Most of the scarce Plants which are said in the Botanists Guide to be natives of the neighborhood of Harrow <1> rest wholly on the authority of Blackstones Catalogus Plantarum circa Harefield, & of those which you mention Veronica montana (as well as the Cranberry & the white Ajuga) is rather too common to be admitted among the rariores. I do not think that Papaver somniferum has any claim to be reckoned a native of Britain any more than Lepidium sativum, Solanum tuberosum & many such other Garden Plants which are not infrequently met with in our Fields – About the Dungheaps at Battersea I have seen Cucumes sativus growing luxuriantly without any cultivation, & it may almost as properly be considered a native as Datura Stramonium, Valeriana rubra, Cyclamen europeum, Tulipa sylvestris, Ornithogalum nutans & several others which have been placed in English Botany among our Natives.

It certainly is extraordinary for Triglochin maritinum to grow in a freshwater Pond, & I rely on your accuracy for not having mistaken T. palustre which it greatly resembles, & differs from principally in the Capsule – It is so long since I studied the Mosses that you must always doubt my accuracy, & the Specimens which you have sent are rather too imperfect to rouse my sleeping recollection of them & in particular want the Operculum which in determining Hypni [sic] is often the most important guide. – They are I believe as follows No 1 & No 2. Hypnum serpens – No 3. Hypnum riparium No 4. Hypnum striatum. – The work which I have in hand will include all recent shells both British & Foreign, but not any fossil Species. – I shall be much obliged to you for the Patella you mention, & if you can procure it in time Christopher will perhaps have the goodness to bring it with him – I am sorry to find that you are engaged elsewhere, but I still hope you will be able to spend a part of the Holidays at Penrice & at the Willows<2>

I remain Yours sincerely
L W Dillwyn

Willows
Nov: 28. 1814.

I have kept this Letter in the expectation of procuring a Frank & having succeeded enables me to enclose a few scarce mosses which I happen to have by me.

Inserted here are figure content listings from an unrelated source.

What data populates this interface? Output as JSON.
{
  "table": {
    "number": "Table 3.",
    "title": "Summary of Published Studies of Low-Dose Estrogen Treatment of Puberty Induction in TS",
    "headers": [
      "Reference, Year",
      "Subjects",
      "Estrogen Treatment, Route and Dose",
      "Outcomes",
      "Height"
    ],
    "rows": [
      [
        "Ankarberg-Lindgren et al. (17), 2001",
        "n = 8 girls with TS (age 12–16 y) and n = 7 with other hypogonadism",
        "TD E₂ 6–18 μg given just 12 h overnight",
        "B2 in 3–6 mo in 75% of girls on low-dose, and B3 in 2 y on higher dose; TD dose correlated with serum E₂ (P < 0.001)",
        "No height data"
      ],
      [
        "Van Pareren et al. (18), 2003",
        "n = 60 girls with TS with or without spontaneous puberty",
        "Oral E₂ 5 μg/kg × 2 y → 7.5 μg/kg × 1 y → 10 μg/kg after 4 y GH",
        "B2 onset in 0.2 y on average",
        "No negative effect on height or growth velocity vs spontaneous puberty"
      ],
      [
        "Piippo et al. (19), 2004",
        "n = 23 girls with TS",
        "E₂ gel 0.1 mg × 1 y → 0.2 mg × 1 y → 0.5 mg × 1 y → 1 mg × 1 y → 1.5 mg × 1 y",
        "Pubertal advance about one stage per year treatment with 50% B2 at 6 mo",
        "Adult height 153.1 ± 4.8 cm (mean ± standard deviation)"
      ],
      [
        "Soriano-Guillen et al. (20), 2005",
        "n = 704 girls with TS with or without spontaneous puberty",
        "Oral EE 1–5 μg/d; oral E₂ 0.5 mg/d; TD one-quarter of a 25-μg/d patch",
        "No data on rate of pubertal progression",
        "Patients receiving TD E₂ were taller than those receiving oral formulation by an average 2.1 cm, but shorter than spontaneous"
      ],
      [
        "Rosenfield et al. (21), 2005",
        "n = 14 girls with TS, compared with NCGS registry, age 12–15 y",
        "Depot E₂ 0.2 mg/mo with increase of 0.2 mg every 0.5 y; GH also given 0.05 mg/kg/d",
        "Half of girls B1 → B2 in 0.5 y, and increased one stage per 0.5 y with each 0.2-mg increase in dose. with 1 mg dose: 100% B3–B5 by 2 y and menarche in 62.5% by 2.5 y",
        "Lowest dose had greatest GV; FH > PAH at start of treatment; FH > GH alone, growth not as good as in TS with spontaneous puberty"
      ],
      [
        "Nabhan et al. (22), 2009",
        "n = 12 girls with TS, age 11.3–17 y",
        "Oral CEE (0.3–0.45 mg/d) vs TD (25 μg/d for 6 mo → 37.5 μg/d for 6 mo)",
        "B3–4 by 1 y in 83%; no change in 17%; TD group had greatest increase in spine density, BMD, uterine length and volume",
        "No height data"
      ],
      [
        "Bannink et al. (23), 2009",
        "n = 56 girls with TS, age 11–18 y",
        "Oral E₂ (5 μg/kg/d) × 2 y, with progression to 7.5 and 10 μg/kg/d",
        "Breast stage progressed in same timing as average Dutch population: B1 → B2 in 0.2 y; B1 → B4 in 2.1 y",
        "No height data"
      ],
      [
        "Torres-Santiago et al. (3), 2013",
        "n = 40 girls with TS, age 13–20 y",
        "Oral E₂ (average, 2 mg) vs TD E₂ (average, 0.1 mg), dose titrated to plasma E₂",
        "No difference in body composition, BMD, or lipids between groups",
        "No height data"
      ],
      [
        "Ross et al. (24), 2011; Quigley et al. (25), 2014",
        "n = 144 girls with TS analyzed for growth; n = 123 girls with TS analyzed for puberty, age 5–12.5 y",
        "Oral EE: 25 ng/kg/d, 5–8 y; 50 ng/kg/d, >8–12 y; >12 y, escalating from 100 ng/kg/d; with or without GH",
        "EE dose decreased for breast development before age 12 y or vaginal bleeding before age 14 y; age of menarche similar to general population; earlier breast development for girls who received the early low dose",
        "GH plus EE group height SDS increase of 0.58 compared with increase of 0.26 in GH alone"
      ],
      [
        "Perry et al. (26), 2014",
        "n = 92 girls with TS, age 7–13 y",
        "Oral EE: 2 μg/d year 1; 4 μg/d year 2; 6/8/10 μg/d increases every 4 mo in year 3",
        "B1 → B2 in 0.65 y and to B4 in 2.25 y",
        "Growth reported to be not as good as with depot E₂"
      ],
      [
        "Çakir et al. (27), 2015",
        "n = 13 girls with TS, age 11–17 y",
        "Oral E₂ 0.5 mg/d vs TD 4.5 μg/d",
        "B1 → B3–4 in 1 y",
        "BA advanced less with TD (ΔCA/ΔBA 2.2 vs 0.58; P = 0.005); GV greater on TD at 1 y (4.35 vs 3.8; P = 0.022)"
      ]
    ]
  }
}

Swansea December one 1814 Fn W: Hicks Beach <3>
W: Henry Talbot Esqre
Revd Dr Butlers <4>
Harrow
Nov. 28. 1814.


Notes:

1. Harrow School: WHFT attended from 1811–1815 and his son Charles from 1855-1859. See Dawson Turner and Lewis Weston Dillwyn, The botanist’s guide through England and Wales (London: Phillips and Fardon, 1807).

2. Penrice Castle and Penrice House, Gower, Glamorgan, 10 mi SW of Swansea: home of Christopher Rice Mansel Talbot. The Willows was Dillwyn's Swansea town house.

3. William Hicks Beach (1783–1856), MP.

4. Rev George Butler (1774–1853), Headmaster at Harrow.